Imagine two Grails applications which share a domain class. Maybe a Book domain class.
One application is identified as the owner of the data, one will have to access the domain data. Something like amazon and the amazon web services.
I guess it is trivial that the owning application will use a normal domain class and will expose the data through web services – no problem in grails.
But what would be best practice to implement the domain in the other application?
- use a service to access the remote domain and not implement a local domain class at all?
- implement a local domain class, overwrite the get()-method in order to fetch the remote data and use the local database as cache?
- what other solution comes to your mind?
Ryan Geyer has a very interesting article Modularizing your Grails application domain classes which lists 3 solutions to this problem:
As a RESTful JSON Service – easy to get this setup in Grails but then you lose the automatic GORM functionality.

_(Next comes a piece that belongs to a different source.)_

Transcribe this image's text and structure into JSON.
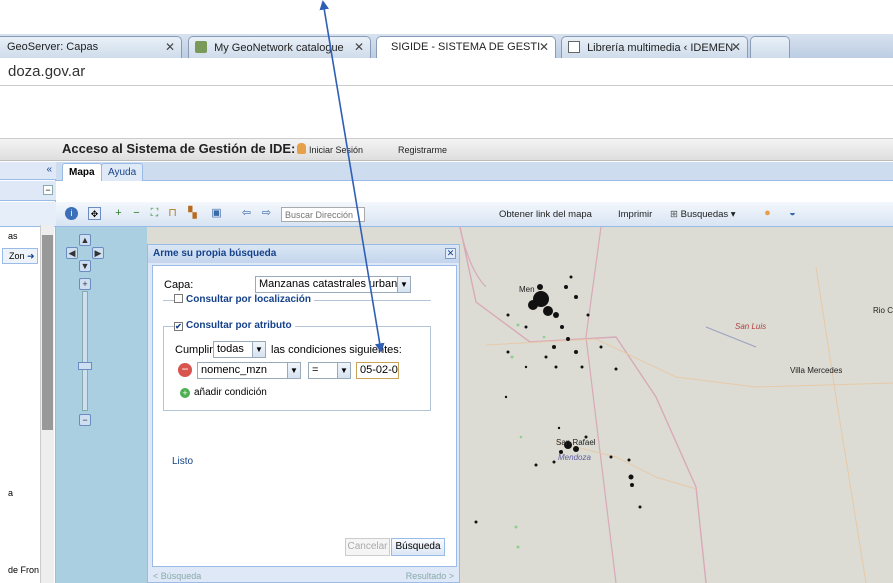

Separate out the domain classes into a library JAR file and reference that library in both of my other applications. This is not as easy as it first sounds
Create a Grails plugin. Put the domain object in the plugin. Each of your applications can then import this plugin. You can then create different controllers with different functionality as required. The sample code for this is available at:
git clone git://ec2.nslms.com/grails/blog_example_modularTed Naleid gives a great tip later in the post and recommends…
Using memcache should enable both applications to have a consistent view of the data and would avoid each individual application having it’s own inconsistent cache.